Tim: Yeah, that was in the formative months of the band.
Nicki, you mentioned that one of the reasons the band started was that Tim was encouraging you to get out in front of an audience. How did you guys first meet and form a musical relationship? Tim, I heard a story that you heard her sing once at a party and that is when you decided you needed to produce Nicki. Was that after you already met?

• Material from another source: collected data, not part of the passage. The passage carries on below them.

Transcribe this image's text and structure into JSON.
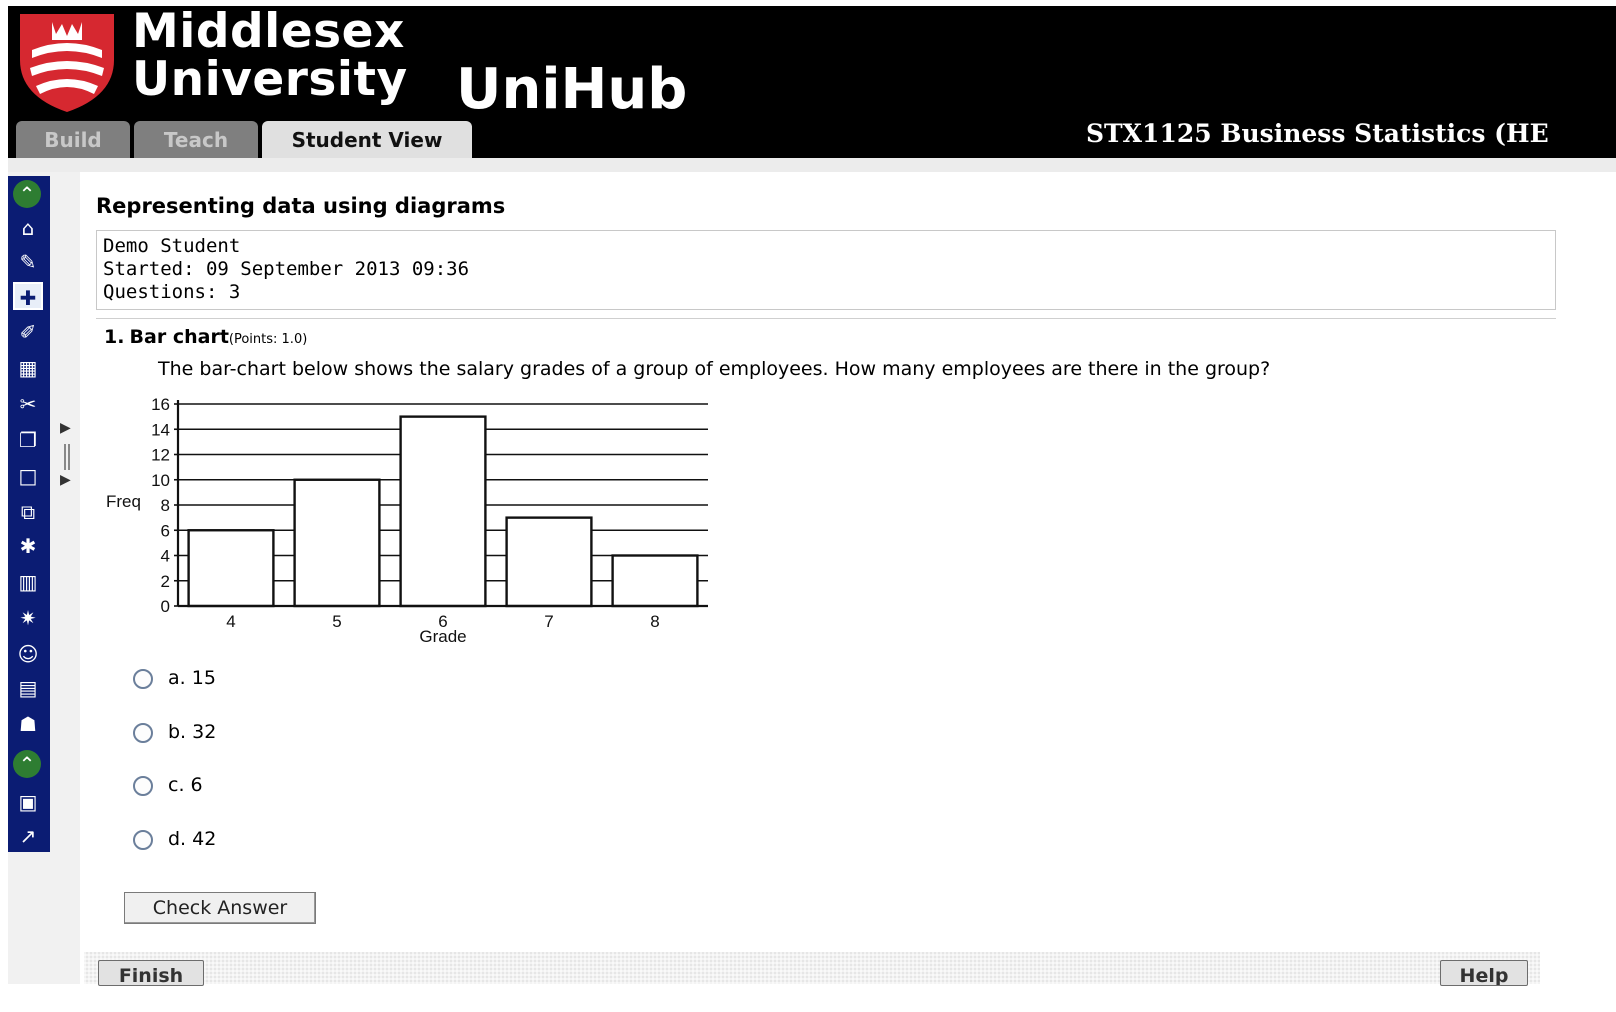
{
  "header": {
    "university_line1": "Middlesex",
    "university_line2": "University",
    "portal_name": "UniHub",
    "course_title": "STX1125 Business Statistics (HE",
    "tabs": [
      {
        "label": "Build",
        "active": false
      },
      {
        "label": "Teach",
        "active": false
      },
      {
        "label": "Student View",
        "active": true
      }
    ]
  },
  "toolbar": {
    "icons": [
      "collapse-up-icon",
      "home-icon",
      "announcements-icon",
      "groups-icon",
      "edit-icon",
      "calendar-icon",
      "tools-icon",
      "documents-icon",
      "blank-page-icon",
      "copy-icon",
      "score-icon",
      "library-icon",
      "group-add-icon",
      "profile-icon",
      "grades-icon",
      "users-icon",
      "collapse-up-icon",
      "assessment-icon",
      "reports-icon"
    ]
  },
  "quiz": {
    "title": "Representing data using diagrams",
    "student_name": "Demo Student",
    "started": "Started: 09 September 2013 09:36",
    "questions": "Questions: 3"
  },
  "question": {
    "number": "1.",
    "title": "Bar chart",
    "points": "(Points: 1.0)",
    "text": "The bar-chart below shows the salary grades of a group of employees. How many employees are there in the group?",
    "options": [
      {
        "letter": "a.",
        "value": "15"
      },
      {
        "letter": "b.",
        "value": "32"
      },
      {
        "letter": "c.",
        "value": "6"
      },
      {
        "letter": "d.",
        "value": "42"
      }
    ],
    "check_answer_label": "Check Answer"
  },
  "chart_data": {
    "type": "bar",
    "categories": [
      "4",
      "5",
      "6",
      "7",
      "8"
    ],
    "values": [
      6,
      10,
      15,
      7,
      4
    ],
    "title": "",
    "xlabel": "Grade",
    "ylabel": "Freq",
    "ylim": [
      0,
      16
    ],
    "yticks": [
      "0",
      "2",
      "4",
      "6",
      "8",
      "10",
      "12",
      "14",
      "16"
    ],
    "grid": true
  },
  "footer": {
    "finish_label": "Finish",
    "help_label": "Help"
  },
  "colors": {
    "header_bg": "#000000",
    "toolbar_bg": "#0b1c73",
    "crest_red": "#d62830"
  }
}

Nicki: That was after we met, so I started listening to the Mother Hips as a teenager and all my boyfriends loved Mother Hips. I was of course brought to the shows and saw Tim playing and was like, “Who is that tall, handsome singer and guitar player?” [Laughs.] So I had known Tim for many years, then we kind of became acquaintances through the years. Finally, the timing was right and we were at a party. I picked up a guitar–
Tim: I didn’t even know she sang. I thought she was just a pretty girl.
Nicki: He thought I was a groupie [Laughter].
Tim: You were not a groupie because that’s a different definition. You don’t fulfill that definition.
Nicki: I was more focused on the music.
Before you had met had you been writing songs on your own or was playing just a hobby?
Nicki: I hadn’t been writing. I got my first guitar when I was seventeen and [that’s when] I started playing, but I mostly played songs that I knew [that] other people had written. The first song I wrote was “Toby’s Song,” which was the title track to our first record. After that I sort of loved to write songs and would [do so] with Tim’s encouragement. I’ve kept writing and now it seems [like a] really therapeutic way to express your inner thoughts [and] feelings, so it’s really special to me.